John Wirth of Petaluma had been lost a long time when police caught up with him in St. Helena late Thursday night, got him something to eat and drink, and brought him back home.
It had been more than 40 hours since the mentally disabled man had left on one of his usual bike rides, and clues from his ensuing odyssey suggest he may have pedaled as much as 60 miles along a sometimes treacherous route that included Highway 37 toward Vallejo, though there's no way to know for sure.
All he could tell authorities when his adventure came to an end late Thursday was, "I was just out for a bike ride," Petaluma Police Lt. Tim Lyons said Friday.
He was weary and worn, but "he was OK," Lyons said.
"There are no words that can say how grateful I am," said Wirth's sister, Mary Ann Grant. "I was so worried he wouldn't make it back."
Wirth, 48, suffered a traumatic brain injury in a near-fatal motorcycle crash 25 years ago and has lost his ability to perform many normal daily functions, Grant said.
The two moved north from Ventura County about a year ago to enjoy the relative peace and quiet of the North Bay, and Wirth enjoyed going out on his red bike each day from their Petaluma Way home near North McDowell Boulevard, often heading a couple miles down the road to McDonald's or Taco Bell, she said.
But Wirth had been venturing farther and farther, it seemed. He had recently been spotted cycling near the Kaiser medical center on Lakeville Highway, police Detective Joel Stemmer said.
"He doesn't really know the area," Grant said, "although I'm trying, little by little, showing him, 'You could do this. You could do that.'"
On Wednesday, Wirth left home at about 7 a.m. His sister had given him $10, Stemmer said.
He also took the flip-top cell phone that she had bought for him. Though Wirth didn't know how to use it, his sister hoped it might be useful if he ever became lost, Stemmer said. "It was more for a device to help locate him in case this kind of thing happened," he said.

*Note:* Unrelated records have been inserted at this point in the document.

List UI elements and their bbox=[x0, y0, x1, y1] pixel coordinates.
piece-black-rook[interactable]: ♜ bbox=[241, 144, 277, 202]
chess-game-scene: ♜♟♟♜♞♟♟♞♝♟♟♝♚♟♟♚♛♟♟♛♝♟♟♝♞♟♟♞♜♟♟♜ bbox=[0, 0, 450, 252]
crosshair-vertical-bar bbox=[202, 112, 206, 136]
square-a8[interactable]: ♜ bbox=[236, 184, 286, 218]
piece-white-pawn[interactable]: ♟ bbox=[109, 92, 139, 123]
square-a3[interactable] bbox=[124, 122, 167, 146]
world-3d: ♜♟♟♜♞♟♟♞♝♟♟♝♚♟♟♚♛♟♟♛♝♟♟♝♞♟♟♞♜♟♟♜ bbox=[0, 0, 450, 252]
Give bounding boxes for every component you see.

Grant dialed it when Wirth hadn't returned home by Wednesday evening, calling the phone a few times, but he never picked up. She reported him missing to Petaluma police around 7:30 that night.
Investigators traced the phone signal to the Vallejo area, but it went in and out and only indicated a very general area, Stemmer said.

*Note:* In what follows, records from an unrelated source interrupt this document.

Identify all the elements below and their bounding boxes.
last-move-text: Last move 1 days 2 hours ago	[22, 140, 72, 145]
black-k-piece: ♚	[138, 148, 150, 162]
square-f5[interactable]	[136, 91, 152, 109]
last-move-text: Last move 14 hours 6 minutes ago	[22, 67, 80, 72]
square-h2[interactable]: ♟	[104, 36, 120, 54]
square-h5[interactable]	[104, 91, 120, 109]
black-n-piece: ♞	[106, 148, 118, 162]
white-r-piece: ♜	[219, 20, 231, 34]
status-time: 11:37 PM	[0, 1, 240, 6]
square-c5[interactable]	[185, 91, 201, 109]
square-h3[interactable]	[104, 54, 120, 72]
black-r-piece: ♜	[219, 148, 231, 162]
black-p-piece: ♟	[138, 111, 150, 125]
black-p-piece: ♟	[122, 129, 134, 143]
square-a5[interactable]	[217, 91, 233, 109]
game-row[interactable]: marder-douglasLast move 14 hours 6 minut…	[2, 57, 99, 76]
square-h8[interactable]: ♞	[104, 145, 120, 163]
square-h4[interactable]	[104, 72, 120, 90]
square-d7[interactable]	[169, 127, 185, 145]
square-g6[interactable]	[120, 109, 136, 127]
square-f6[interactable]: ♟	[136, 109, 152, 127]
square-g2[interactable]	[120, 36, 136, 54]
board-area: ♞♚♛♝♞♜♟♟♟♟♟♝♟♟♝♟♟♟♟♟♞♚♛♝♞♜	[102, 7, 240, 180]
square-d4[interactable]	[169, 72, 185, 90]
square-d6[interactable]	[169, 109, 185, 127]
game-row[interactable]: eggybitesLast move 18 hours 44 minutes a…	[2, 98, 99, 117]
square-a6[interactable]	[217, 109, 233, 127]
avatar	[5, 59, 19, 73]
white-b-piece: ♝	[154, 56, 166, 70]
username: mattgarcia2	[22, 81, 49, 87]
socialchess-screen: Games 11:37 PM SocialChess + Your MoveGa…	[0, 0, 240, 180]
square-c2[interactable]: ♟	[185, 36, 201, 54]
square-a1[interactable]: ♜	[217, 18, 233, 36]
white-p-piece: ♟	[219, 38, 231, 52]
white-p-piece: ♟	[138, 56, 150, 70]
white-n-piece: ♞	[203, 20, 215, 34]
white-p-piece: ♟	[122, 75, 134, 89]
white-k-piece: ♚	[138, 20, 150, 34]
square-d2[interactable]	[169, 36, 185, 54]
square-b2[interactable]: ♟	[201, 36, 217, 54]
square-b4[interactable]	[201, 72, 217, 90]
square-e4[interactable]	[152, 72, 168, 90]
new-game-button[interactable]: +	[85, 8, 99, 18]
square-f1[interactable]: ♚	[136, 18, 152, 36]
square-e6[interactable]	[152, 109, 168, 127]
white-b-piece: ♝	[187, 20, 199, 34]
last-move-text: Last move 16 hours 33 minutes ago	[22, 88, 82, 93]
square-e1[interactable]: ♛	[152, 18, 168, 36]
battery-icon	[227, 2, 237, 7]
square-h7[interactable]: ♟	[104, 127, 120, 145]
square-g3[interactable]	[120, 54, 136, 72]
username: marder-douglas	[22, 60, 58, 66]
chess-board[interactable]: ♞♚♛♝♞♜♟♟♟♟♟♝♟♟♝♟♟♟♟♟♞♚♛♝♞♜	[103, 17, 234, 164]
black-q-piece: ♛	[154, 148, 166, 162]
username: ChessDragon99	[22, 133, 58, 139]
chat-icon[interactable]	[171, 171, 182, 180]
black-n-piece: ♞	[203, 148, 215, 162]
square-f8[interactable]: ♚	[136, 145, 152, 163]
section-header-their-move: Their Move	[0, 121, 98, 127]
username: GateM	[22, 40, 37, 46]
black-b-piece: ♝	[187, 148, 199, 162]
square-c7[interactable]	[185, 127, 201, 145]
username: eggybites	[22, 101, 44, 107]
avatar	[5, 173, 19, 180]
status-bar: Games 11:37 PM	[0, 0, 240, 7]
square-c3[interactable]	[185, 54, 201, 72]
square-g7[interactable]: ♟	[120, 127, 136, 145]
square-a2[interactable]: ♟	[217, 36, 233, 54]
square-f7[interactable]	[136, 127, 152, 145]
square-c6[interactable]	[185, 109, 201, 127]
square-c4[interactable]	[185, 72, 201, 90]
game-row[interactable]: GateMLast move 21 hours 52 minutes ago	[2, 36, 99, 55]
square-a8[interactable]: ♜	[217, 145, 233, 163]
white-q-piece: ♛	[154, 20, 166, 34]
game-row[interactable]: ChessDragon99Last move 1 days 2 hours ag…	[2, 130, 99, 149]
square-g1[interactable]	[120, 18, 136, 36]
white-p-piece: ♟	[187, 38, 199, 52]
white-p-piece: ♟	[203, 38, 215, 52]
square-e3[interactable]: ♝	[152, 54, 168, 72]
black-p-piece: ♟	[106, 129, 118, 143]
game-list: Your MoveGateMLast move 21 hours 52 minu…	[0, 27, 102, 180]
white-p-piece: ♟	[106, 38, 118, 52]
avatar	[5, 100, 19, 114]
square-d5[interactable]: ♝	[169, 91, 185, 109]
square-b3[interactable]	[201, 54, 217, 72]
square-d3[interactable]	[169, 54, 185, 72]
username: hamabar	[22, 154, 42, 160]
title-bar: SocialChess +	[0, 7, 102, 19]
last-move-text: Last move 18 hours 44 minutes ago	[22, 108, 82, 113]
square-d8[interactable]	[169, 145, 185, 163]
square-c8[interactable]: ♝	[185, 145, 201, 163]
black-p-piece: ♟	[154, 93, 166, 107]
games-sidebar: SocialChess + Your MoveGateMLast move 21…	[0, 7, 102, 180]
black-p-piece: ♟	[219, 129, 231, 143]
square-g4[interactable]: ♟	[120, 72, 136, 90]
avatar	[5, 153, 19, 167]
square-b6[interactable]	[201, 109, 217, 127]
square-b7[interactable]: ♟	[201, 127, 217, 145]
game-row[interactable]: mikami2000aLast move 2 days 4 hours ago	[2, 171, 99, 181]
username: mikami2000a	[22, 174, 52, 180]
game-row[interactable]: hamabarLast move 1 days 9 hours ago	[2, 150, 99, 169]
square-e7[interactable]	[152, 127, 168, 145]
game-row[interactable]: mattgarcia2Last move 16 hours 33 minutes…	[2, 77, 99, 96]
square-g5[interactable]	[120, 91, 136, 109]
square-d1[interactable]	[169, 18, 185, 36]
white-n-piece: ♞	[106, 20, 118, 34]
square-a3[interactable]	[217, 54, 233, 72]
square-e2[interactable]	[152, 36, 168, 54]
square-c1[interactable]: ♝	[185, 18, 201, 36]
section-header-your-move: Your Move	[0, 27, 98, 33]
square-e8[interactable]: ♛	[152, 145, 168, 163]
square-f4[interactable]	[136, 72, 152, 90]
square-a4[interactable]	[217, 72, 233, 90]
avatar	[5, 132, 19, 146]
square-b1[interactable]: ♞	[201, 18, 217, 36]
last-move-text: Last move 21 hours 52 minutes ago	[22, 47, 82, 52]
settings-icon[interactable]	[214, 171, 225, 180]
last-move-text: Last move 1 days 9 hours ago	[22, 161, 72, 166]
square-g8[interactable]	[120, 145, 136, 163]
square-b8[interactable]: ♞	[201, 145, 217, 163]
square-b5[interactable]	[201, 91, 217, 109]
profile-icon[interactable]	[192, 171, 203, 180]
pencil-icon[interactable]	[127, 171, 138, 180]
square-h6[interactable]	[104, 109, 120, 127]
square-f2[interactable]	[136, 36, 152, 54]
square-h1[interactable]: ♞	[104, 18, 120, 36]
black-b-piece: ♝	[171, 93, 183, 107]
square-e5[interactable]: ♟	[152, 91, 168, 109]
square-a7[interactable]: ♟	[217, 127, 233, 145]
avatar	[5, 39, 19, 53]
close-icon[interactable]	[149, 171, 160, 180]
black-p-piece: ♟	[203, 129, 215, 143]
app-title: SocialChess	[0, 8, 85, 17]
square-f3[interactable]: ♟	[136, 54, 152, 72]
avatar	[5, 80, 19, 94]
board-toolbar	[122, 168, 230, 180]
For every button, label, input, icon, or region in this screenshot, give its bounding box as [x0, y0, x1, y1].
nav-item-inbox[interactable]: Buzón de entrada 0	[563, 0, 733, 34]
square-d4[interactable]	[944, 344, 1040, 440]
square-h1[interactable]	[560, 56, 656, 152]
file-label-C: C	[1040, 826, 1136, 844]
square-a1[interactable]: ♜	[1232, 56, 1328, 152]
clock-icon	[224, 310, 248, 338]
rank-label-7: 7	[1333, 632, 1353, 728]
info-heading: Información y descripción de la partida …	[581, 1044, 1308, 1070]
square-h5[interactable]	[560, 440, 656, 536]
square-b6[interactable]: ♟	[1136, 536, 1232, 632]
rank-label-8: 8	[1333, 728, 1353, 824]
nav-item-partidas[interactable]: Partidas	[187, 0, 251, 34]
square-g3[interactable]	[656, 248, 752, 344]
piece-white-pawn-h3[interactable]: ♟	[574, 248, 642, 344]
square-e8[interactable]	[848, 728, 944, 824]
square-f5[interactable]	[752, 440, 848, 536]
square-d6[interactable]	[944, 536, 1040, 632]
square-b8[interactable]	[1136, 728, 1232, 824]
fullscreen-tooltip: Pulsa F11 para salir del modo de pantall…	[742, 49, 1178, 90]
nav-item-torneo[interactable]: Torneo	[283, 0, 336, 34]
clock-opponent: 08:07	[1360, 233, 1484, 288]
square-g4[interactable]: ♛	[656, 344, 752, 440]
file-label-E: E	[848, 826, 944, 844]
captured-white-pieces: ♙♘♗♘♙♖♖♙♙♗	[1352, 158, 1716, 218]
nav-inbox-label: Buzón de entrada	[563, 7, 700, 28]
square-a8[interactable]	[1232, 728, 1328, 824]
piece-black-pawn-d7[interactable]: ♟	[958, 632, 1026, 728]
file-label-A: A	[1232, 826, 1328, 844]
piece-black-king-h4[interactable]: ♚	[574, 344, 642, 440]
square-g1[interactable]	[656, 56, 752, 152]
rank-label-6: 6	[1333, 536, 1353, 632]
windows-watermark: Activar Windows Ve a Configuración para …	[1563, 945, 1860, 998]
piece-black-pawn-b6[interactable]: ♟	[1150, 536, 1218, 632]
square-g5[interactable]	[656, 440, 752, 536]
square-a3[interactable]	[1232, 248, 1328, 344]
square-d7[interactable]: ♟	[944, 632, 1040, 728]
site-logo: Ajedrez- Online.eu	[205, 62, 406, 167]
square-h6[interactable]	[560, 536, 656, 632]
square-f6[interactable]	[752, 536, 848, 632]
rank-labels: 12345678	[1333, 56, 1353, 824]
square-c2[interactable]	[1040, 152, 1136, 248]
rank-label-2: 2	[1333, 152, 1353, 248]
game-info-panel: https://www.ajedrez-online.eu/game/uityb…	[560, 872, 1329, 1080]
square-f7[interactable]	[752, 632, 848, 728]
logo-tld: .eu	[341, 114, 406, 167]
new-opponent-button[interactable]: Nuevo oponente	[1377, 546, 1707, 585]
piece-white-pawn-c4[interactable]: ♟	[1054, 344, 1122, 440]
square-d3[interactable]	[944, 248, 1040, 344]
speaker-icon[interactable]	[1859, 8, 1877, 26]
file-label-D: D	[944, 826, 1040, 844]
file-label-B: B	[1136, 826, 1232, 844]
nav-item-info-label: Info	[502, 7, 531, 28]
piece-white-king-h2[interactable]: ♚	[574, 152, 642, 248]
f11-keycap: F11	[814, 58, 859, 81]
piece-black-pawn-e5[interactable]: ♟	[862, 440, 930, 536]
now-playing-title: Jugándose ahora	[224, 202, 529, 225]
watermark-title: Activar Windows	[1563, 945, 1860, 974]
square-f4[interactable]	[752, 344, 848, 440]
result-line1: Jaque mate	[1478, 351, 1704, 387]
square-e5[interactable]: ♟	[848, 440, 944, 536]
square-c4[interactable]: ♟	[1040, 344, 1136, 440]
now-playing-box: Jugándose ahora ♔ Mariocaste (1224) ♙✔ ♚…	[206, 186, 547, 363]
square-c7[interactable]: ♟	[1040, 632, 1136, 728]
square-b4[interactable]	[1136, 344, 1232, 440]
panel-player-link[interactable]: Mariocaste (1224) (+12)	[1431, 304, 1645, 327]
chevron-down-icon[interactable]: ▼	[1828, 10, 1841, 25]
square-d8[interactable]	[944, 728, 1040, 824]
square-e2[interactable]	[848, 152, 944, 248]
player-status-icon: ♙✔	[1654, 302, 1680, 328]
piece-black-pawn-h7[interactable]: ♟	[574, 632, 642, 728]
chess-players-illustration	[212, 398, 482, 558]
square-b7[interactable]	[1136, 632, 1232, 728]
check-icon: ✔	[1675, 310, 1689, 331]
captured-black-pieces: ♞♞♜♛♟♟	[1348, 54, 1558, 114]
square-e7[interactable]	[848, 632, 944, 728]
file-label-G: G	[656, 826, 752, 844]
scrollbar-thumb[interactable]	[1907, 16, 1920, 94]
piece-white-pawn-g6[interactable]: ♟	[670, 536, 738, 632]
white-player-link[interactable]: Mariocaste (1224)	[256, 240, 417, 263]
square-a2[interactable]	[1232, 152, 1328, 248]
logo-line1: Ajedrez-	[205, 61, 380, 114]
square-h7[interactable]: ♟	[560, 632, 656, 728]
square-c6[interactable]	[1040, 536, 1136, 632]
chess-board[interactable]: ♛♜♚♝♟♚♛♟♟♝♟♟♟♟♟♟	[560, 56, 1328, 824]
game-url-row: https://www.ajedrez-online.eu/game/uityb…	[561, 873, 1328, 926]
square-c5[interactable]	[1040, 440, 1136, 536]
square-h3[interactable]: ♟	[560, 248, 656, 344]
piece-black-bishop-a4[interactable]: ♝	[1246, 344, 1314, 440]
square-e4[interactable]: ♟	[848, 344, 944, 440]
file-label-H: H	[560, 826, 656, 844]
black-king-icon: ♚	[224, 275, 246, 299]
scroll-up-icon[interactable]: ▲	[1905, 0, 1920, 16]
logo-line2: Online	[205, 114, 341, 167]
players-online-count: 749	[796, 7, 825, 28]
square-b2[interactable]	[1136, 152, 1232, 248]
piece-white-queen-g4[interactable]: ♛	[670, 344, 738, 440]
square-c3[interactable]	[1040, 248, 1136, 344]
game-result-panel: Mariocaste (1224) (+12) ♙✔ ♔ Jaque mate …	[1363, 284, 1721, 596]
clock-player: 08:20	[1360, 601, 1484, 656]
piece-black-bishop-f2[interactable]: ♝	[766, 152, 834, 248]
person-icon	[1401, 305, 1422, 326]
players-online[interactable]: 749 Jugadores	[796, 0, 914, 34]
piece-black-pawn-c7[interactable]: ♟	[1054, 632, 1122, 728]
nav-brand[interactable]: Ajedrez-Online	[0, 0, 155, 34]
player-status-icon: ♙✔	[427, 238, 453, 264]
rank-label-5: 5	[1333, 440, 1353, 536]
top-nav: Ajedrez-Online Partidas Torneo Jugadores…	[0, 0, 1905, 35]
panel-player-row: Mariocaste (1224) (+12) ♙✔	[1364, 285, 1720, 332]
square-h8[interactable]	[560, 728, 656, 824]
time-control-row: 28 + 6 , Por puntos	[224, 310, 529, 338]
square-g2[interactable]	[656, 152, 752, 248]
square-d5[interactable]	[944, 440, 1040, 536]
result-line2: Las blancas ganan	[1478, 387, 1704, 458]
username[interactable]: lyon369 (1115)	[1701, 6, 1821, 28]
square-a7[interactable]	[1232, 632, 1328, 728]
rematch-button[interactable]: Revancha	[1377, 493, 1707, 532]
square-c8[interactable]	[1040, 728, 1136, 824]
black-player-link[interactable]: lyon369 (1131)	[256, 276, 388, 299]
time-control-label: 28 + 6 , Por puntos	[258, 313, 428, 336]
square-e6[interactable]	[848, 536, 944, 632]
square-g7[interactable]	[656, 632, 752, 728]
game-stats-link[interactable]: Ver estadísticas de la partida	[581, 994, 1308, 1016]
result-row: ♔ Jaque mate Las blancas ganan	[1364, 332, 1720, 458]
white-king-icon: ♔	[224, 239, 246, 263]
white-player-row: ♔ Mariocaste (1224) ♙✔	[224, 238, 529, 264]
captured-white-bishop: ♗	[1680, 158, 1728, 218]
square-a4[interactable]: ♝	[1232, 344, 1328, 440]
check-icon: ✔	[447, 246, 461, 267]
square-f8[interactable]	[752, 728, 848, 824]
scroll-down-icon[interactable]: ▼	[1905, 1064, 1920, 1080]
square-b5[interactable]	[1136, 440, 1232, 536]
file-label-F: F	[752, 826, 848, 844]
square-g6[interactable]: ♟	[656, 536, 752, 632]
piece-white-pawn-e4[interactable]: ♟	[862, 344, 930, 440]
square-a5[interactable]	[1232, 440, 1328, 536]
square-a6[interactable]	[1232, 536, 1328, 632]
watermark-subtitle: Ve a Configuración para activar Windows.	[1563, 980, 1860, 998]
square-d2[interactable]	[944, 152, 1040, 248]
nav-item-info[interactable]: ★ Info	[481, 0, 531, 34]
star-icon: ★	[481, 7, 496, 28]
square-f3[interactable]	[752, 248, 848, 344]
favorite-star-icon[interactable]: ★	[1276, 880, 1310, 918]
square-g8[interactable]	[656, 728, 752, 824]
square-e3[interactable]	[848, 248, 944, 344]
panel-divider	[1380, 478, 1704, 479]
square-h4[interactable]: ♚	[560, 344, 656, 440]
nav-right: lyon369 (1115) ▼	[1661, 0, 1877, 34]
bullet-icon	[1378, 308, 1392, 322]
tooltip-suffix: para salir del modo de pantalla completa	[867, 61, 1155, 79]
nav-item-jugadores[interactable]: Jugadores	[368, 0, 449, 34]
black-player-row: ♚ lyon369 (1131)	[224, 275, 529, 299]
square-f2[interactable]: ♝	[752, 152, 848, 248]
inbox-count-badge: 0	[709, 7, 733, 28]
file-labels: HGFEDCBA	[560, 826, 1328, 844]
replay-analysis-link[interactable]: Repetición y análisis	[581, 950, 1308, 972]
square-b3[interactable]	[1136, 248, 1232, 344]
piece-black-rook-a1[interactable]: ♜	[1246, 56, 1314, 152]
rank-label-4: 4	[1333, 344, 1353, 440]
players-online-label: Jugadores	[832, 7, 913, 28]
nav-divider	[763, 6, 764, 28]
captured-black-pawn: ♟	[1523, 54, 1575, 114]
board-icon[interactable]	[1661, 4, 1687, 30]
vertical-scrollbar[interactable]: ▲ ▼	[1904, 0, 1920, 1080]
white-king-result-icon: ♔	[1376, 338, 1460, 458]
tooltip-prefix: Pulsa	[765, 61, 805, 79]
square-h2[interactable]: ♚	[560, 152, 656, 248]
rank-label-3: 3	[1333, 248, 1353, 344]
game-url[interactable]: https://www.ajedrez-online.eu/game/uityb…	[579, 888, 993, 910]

Unable to locate him further, police issued a news release about him late Wednesday that was distributed in part by Nixle, an internet notification service.
A Solano County sheriff's deputy who who saw it recalled having seen someone matching Wirth's description pedaling east on Highway 37 near the county line Wednesday afternoon and reported it to Petaluma police.
Another person who saw the release was a Rohnert Park police dispatcher who happened to drive to St. Helena on Thursday evening and, en route, saw a man walking a bike on northbound Silverado Trail.